Suportei os próximos anos marcados por doenças psicossomáticas. Dias acumulados de trauma vieram cobrar seu preço. Mesmo sem ser ameaçada pela morte, meu cérebro ainda me fazia refém dos sintomas de um corpo comum. O desinteresse constante e a irritabilidade já eram meus companheiros na jornada imortal. Comecei a ter insônia. Os tremores vieram logo depois. Passava dias andando em círculos pela casa que ocupava na beira do rio Sena. Quando as memórias da guerra beliscavam minha mente, observava o feixe de sol que abria espaço pela janela semiaberta. A ansiedade parecia tomar conta do meu sistema, e a exaustão crônica embriagava meus sentidos.

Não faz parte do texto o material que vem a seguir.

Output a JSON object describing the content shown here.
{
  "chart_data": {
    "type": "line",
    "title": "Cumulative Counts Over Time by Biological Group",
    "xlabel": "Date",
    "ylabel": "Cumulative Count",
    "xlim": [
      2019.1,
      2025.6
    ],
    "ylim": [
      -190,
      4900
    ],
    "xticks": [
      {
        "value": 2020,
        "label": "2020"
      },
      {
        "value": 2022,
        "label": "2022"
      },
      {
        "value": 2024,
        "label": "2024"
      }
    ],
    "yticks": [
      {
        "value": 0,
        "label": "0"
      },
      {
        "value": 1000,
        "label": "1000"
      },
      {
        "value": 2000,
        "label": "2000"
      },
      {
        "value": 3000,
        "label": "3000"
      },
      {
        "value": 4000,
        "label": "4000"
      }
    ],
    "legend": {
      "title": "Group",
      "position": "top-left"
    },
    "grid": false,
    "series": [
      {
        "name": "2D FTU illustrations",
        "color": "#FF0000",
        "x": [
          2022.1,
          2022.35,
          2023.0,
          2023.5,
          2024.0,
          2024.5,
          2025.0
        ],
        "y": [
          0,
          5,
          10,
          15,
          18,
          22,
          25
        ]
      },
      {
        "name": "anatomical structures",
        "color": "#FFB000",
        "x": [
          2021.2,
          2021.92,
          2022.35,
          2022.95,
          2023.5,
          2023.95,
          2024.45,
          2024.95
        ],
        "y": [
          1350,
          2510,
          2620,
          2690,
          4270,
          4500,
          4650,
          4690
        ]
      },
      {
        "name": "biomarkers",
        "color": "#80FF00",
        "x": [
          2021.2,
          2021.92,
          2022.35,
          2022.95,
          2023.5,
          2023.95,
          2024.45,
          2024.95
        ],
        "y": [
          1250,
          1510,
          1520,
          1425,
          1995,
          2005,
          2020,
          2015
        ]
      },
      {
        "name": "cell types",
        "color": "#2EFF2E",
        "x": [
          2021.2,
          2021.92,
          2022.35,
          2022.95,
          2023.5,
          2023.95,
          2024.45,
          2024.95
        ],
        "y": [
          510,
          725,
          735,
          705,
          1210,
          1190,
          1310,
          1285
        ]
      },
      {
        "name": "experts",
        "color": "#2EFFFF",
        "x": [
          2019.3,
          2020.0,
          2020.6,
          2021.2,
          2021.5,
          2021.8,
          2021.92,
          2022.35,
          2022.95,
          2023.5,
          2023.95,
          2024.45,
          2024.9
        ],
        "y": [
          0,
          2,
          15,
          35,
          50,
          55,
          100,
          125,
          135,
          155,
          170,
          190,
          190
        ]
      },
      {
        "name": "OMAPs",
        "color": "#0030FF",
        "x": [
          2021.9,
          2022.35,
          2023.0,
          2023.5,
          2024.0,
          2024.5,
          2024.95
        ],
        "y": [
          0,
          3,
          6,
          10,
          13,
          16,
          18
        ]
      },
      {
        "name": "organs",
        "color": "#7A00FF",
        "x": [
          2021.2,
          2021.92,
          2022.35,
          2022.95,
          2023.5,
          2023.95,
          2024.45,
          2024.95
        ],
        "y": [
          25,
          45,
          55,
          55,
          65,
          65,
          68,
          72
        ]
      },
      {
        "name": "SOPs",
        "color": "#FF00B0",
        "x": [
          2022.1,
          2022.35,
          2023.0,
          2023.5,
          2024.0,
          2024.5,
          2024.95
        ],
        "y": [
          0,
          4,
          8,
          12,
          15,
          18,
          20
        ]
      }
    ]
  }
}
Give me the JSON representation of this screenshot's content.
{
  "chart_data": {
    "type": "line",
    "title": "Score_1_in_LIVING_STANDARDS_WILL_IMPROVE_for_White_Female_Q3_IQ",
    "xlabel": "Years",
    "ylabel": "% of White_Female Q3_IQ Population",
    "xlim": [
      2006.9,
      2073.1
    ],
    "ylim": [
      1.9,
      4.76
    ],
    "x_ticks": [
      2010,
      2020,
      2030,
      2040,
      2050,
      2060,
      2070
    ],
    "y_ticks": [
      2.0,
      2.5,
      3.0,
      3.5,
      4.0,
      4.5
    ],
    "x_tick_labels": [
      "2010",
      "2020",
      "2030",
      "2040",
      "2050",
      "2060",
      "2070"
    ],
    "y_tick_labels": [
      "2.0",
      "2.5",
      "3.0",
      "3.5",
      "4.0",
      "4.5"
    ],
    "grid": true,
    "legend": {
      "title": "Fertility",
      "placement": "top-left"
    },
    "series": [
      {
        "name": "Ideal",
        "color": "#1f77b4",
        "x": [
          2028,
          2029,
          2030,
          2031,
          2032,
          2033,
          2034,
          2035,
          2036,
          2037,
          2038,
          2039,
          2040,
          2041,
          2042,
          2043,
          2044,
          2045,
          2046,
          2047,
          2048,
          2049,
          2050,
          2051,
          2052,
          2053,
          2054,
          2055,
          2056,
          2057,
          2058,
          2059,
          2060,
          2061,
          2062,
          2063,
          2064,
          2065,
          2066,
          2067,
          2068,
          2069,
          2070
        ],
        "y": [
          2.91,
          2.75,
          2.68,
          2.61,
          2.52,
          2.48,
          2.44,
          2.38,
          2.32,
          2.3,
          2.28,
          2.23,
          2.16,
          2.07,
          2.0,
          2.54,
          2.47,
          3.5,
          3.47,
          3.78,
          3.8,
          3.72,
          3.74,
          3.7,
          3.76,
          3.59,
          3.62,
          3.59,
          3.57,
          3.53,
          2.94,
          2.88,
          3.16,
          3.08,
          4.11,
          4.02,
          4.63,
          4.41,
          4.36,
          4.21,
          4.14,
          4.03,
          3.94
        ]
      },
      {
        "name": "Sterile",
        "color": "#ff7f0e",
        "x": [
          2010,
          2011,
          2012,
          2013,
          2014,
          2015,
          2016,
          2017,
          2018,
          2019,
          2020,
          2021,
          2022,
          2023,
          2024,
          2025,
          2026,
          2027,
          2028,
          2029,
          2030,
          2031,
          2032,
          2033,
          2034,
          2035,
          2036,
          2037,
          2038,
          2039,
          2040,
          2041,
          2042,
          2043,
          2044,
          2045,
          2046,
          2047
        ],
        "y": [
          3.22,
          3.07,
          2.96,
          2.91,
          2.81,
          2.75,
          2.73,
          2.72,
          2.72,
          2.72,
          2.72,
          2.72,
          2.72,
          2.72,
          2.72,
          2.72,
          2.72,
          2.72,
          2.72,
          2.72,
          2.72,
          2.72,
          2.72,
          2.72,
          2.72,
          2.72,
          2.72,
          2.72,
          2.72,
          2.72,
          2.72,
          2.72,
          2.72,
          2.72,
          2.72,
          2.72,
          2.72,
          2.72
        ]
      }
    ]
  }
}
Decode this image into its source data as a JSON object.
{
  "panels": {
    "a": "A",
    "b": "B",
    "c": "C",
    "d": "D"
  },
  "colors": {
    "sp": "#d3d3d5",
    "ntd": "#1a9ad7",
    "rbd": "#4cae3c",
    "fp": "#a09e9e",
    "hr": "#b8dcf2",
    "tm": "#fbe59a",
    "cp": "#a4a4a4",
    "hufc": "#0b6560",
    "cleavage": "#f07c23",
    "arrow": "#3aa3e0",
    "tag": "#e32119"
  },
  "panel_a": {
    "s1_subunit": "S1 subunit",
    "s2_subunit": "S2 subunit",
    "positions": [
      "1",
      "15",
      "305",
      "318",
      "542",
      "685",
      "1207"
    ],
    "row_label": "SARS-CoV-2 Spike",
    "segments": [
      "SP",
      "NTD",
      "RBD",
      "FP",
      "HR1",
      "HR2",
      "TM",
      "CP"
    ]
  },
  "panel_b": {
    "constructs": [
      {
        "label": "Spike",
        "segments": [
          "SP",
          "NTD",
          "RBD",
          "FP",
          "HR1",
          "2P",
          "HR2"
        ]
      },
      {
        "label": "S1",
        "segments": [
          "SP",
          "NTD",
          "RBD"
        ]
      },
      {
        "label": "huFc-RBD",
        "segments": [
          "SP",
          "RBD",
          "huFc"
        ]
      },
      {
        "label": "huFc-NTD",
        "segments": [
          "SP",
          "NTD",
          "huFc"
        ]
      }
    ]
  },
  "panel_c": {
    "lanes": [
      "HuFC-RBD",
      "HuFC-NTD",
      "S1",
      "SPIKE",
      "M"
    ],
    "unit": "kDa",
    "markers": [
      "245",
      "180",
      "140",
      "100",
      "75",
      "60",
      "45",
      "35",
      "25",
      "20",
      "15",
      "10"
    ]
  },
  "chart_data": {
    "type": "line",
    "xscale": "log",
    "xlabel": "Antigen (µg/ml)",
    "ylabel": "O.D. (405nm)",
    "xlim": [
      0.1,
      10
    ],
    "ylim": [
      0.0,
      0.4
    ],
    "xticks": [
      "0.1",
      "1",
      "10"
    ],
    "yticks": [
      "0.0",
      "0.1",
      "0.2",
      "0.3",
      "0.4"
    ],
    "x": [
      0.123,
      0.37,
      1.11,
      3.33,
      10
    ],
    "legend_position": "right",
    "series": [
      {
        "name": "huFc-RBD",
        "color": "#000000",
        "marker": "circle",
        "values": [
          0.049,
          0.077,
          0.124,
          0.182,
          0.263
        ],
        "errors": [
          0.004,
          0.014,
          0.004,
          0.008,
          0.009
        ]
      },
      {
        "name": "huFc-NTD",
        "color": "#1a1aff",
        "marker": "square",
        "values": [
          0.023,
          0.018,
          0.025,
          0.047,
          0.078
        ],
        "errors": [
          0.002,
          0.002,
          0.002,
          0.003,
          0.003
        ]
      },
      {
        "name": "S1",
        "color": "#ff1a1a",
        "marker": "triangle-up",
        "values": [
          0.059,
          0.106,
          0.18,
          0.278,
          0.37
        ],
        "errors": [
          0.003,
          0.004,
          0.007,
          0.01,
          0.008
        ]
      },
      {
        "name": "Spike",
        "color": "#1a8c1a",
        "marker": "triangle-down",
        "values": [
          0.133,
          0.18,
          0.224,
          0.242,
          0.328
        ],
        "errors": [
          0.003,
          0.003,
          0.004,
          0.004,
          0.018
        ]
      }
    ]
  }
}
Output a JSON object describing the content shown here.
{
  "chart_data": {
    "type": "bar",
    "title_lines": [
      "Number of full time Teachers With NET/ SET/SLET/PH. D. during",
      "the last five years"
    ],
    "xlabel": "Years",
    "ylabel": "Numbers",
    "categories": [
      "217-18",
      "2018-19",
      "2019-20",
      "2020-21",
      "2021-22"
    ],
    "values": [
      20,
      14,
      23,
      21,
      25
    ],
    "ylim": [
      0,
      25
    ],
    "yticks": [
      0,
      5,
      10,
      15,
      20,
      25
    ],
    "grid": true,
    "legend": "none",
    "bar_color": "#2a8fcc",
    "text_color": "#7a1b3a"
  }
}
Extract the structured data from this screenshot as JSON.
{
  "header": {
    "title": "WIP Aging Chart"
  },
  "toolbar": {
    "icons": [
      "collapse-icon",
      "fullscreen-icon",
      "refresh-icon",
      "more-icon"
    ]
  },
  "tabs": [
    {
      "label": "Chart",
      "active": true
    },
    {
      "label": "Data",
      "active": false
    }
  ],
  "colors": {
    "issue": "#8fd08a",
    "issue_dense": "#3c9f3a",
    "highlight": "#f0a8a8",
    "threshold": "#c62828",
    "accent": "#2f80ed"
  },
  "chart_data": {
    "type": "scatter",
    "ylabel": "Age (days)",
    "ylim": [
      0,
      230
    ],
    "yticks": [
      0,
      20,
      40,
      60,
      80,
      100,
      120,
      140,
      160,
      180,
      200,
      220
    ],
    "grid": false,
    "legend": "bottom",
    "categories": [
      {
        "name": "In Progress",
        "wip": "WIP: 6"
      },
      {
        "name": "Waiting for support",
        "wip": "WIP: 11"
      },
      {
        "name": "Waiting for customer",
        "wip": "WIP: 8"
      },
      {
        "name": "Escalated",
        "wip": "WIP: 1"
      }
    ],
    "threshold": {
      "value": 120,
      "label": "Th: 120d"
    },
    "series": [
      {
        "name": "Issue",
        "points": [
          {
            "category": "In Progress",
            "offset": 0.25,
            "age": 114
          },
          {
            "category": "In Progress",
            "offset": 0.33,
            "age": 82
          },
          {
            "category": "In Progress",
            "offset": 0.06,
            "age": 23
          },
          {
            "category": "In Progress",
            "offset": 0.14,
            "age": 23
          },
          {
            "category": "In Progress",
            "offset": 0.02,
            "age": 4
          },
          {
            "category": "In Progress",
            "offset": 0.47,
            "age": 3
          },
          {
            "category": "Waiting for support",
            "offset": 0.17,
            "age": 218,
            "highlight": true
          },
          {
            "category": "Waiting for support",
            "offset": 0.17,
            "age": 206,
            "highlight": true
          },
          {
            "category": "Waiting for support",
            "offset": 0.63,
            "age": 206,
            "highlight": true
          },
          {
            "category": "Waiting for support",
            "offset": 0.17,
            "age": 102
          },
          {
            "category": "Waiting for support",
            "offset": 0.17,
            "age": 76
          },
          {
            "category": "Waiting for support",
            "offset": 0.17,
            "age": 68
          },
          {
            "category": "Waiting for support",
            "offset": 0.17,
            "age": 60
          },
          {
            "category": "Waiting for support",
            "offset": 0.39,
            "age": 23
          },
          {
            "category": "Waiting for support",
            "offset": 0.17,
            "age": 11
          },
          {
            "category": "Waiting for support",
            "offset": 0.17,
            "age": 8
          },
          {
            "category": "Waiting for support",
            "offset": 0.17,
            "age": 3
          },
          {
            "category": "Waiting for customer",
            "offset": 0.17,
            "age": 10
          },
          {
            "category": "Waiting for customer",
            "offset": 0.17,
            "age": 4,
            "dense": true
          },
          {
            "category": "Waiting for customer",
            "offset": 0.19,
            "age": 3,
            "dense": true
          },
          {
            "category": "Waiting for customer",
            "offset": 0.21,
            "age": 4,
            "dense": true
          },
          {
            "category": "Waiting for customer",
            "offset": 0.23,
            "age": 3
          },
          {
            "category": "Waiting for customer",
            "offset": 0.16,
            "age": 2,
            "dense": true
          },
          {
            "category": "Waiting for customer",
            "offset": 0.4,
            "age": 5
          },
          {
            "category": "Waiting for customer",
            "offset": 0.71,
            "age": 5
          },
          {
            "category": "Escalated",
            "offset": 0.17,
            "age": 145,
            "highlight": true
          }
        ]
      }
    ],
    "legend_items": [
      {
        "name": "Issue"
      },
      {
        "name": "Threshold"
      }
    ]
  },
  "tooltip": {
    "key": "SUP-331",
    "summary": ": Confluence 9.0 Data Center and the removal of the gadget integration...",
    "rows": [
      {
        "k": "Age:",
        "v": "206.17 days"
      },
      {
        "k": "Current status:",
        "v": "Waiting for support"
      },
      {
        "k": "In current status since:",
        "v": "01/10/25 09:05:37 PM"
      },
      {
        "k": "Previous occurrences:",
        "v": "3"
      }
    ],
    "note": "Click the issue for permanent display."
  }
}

Em fevereiro de 1972, cheguei ao Brasil. Mesmo com as constantes mudanças de residência, os parisienses começaram a estranhar a falta de cabelos grisalhos e rugas no rosto. Ainda pensava em continuar na cidade, até começar a receber ameaças pelo telefone. Aterrissei em São Paulo e fiquei até hoje. Agora, seguindo pela rua escura e ouvindo The Cure pelo walkman, lutava contra o tédio e esperava que a enxaqueca desaparecesse antes de chegar ao clube.
Abri a porta vermelha da balada e logo senti o cheiro forte de álcool inebriar os meus sentidos. A música alta estourava nas caixas de som. Cheguei ao balcão de bebidas, grudento pela cerveja seca mal limpada e pedi uma Piña Colada, que fingiria beber durante as próximas duas horas. Minha intenção era pegar um dos bêbados, tomar o sangue, dançar um pouco e voltar para casa. Mas senti uma presença seguida de um perfume doce e forte, e quando olhei ao redor, eu a vi. Ela me olhava com fascínio, como se encarasse uma lápide antiga em um cemitério abandonado. Disse “jaqueta maneira”, ou algo assim. E então aconteceu.
Percebi o sangue correndo pelas minhas veias. Senti o fluxo passando pelos meus átrios e a contração dos ventrículos. Me sentia vibrar, não pelos tremores que já me eram comuns. O processo que eu notava no interior de outros reverberava no meu próprio corpo. Depois de séculos, ouvi meu próprio coração bater. Quando as ondas sonoras do seu riso chegavam até minhas orelhas, ele acelerava, e mais rápido cada vez que as luzes vivas dos refletores passavam por seus olhos castanhos. Pela primeira vez depois de anos sobrevivendo, descobri-me viva. Acima de tudo, me senti viva. E eu vi, pela primeira vez depois de muito tempo, a luz do nascer do sol refletida nas íris de uma mulher. E então, calor.